In July of 2014, the Securities and Exchange Commission (SEC) announced fundamental changes in certain money market mutual funds that must be in effect by October 14, 20161. The new rules are designed to make structural and operational reforms to protect investors from potential liquidity runs while preserving the benefits of such funds. The rules address the accounting treatment of these funds by either preserving amortized cost accounting (i.e. a $1.00 Net Asset Value) or requiring a floating rate Net Asset Value (NAV). Funds are segmented by their natural investors, and differentiate between retail vs. institutional investors, and between prime and US Government funds. Prime funds invest in commercial paper and bank CDs, among other non government backed securities.

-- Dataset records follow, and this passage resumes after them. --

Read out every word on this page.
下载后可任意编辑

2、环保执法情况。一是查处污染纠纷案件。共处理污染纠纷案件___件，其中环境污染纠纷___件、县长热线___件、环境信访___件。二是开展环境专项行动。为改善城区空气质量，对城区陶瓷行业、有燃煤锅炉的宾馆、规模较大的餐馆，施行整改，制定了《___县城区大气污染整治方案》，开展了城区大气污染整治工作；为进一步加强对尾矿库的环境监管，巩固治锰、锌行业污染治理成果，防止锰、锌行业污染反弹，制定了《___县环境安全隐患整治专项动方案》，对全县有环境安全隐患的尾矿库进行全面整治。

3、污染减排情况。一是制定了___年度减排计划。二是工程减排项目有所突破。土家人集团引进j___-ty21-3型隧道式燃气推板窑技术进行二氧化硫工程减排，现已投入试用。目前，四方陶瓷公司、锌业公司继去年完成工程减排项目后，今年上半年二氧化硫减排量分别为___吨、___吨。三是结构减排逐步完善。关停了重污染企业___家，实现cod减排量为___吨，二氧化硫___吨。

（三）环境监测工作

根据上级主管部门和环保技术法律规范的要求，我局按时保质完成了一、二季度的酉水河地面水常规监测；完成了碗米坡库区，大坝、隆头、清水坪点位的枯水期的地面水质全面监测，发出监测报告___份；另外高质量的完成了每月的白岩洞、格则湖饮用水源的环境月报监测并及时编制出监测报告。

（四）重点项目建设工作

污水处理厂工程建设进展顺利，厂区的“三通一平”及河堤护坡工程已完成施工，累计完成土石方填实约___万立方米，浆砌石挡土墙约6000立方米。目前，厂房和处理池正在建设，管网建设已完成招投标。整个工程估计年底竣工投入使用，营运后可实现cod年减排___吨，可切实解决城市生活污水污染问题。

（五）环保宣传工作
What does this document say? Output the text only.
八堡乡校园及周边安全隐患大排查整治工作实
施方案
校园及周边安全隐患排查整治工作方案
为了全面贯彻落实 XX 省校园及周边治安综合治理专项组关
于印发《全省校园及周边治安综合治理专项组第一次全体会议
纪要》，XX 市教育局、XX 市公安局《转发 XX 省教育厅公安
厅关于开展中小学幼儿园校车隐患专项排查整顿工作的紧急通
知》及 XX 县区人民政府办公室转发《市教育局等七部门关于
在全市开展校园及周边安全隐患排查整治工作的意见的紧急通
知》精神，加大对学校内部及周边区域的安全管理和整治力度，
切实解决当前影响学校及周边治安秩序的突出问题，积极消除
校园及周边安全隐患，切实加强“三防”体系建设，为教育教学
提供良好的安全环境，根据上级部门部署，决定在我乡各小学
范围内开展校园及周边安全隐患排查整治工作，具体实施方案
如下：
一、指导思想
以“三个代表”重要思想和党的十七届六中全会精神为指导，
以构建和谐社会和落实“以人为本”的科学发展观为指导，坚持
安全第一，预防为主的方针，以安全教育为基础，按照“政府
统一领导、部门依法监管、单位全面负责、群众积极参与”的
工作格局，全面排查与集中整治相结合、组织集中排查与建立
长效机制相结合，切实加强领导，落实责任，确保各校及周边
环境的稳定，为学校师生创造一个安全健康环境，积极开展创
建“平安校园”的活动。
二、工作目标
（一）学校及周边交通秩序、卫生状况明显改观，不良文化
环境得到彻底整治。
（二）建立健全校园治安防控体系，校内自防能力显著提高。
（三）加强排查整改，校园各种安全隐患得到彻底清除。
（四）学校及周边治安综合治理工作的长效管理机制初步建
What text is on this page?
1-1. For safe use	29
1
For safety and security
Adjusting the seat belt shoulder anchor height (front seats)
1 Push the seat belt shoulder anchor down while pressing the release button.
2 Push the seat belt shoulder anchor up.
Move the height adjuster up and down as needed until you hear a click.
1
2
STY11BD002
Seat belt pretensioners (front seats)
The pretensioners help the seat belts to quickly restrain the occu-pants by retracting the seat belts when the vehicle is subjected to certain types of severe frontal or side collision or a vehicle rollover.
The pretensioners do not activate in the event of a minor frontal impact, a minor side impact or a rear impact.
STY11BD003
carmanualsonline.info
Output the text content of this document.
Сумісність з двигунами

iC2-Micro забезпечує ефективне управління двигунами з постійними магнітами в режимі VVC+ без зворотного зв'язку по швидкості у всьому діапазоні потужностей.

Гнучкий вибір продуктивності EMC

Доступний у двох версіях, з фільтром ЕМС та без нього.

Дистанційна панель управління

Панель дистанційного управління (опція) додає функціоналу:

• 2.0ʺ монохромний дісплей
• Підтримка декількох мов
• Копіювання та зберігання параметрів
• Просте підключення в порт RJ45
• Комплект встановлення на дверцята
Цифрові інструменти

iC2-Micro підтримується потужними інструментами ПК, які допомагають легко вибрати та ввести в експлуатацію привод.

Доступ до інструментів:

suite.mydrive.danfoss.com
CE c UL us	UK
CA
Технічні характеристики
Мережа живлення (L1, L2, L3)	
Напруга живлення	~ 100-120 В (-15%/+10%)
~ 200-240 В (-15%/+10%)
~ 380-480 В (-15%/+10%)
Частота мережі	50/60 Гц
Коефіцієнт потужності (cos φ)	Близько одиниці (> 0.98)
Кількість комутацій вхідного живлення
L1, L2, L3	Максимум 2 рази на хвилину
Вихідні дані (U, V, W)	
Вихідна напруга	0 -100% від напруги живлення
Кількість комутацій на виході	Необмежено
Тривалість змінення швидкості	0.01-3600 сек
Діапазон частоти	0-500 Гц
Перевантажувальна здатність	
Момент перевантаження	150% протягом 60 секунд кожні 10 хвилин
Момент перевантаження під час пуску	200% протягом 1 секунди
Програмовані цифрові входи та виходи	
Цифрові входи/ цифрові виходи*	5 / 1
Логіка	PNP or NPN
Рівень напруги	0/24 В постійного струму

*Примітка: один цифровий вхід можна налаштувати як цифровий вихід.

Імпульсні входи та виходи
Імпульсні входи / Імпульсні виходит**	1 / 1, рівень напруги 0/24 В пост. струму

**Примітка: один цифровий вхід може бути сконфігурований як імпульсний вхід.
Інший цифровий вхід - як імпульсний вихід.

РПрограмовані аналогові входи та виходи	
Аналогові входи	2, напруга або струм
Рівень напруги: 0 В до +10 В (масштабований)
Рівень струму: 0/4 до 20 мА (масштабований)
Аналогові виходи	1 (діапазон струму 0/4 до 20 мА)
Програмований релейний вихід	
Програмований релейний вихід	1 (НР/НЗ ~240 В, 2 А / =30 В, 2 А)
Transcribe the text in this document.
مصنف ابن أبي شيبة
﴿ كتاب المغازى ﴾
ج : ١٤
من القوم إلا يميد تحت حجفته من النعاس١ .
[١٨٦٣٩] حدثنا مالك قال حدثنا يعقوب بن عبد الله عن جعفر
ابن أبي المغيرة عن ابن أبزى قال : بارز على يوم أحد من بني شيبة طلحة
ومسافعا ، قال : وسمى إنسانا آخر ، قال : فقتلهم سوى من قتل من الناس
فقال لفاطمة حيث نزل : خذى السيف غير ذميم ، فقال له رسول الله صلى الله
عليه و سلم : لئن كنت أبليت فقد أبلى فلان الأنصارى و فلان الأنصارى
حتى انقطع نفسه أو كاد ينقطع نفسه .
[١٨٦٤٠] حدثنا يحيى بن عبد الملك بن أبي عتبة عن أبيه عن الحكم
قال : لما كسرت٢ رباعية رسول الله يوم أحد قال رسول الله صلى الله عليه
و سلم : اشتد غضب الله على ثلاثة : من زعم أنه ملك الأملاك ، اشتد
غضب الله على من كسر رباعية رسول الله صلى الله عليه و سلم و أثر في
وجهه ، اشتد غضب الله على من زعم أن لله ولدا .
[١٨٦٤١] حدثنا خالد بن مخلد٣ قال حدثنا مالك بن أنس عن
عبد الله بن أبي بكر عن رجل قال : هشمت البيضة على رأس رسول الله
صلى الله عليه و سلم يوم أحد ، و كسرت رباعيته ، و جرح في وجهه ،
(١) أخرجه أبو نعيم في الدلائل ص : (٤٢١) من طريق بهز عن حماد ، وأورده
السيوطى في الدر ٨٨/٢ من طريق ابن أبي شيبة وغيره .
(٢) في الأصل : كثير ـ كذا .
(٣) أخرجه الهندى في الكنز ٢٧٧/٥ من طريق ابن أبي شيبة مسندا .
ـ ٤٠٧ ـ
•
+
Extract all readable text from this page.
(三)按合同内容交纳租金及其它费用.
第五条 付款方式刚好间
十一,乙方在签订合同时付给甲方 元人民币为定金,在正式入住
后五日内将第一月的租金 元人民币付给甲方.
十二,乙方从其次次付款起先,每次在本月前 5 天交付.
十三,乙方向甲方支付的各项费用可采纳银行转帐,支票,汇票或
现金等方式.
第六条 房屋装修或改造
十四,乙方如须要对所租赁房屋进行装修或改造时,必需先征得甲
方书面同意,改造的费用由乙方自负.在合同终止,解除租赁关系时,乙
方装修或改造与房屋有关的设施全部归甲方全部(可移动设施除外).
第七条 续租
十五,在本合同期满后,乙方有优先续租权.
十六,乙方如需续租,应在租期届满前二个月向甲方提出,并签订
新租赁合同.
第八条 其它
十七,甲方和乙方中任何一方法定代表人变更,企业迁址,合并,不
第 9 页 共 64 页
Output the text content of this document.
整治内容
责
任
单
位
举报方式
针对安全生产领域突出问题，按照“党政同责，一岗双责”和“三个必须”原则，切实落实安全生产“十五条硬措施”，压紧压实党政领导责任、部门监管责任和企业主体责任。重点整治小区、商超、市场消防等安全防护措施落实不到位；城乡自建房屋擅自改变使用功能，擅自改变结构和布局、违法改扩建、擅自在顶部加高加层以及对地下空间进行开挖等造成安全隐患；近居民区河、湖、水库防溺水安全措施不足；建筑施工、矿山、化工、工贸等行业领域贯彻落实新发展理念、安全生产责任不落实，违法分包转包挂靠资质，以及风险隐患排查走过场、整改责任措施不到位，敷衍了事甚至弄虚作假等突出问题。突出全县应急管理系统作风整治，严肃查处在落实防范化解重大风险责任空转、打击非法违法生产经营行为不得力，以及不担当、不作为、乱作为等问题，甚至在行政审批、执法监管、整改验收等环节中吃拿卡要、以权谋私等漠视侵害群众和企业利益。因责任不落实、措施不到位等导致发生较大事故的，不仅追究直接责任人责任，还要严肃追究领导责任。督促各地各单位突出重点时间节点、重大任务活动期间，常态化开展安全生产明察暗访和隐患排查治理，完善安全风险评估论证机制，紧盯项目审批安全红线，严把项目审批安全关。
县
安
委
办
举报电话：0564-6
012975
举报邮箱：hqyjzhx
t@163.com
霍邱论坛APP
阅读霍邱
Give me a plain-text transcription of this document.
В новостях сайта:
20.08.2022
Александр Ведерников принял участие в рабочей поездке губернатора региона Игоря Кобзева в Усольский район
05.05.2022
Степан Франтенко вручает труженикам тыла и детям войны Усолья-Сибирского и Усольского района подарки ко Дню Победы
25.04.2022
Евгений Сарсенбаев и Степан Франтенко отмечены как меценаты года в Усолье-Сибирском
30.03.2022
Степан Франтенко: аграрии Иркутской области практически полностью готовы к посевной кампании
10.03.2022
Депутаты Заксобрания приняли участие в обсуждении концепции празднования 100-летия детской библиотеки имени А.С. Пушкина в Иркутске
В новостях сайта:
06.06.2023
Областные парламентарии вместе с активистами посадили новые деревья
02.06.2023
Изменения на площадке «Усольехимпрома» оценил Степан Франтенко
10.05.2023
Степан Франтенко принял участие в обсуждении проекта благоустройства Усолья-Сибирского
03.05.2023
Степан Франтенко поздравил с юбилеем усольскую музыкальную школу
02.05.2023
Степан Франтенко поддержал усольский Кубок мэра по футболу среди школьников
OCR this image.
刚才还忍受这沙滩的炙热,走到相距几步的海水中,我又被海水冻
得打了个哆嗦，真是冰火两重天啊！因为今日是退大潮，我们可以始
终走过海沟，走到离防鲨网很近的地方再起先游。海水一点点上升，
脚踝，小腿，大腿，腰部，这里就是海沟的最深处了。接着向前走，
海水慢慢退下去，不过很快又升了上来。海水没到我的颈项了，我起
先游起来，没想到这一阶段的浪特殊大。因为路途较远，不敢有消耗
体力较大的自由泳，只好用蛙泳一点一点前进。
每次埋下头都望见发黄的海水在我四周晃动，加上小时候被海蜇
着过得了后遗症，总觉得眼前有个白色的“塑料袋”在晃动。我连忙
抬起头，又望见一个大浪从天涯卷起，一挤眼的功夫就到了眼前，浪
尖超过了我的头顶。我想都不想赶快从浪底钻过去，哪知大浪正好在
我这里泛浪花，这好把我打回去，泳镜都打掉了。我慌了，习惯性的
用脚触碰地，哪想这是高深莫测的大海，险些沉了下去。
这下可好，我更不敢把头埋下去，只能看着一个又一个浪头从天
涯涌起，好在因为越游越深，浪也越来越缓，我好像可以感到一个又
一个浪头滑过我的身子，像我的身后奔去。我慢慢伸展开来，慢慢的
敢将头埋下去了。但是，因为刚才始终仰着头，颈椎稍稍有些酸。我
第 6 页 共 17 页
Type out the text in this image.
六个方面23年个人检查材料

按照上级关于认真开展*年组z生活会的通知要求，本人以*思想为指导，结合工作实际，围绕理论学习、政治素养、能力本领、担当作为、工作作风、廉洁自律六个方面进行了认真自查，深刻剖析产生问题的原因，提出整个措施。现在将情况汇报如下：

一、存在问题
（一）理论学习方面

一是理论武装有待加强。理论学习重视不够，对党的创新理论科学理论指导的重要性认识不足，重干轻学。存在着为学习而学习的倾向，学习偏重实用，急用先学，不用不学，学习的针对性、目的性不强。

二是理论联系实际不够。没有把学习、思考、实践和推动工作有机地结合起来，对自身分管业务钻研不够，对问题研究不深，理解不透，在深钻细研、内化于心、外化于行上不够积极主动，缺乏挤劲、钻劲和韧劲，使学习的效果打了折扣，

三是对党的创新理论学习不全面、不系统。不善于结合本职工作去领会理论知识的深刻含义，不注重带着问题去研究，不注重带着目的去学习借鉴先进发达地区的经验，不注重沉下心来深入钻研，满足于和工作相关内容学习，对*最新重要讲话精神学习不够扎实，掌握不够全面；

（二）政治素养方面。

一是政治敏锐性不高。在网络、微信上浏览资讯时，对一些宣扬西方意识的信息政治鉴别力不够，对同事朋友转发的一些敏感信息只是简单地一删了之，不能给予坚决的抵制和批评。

Institutional prime money market funds must convert to a floating NAV by the effective date of the rule. A floating NAV fund will value underlying securities each day using market-based factors that will fluctuate with changes in capital markets. Shares will be issued and redeemed based on the floating NAV each day. Both retail and institutional US Government money market funds retain the ability to use a fixed $1.00 NAV for redemptions and purchases.
Retail prime money market funds can also maintain the fixed $1.00 NAV that their investors have traditionally experienced. However, the new rules stipulate that this type of fund must allow the flexibility for a fund’s board of directors to impose liquidity fees (up to 2%) and/or gates (up to 10 business days in a 90-day period) in times of liquidity stress.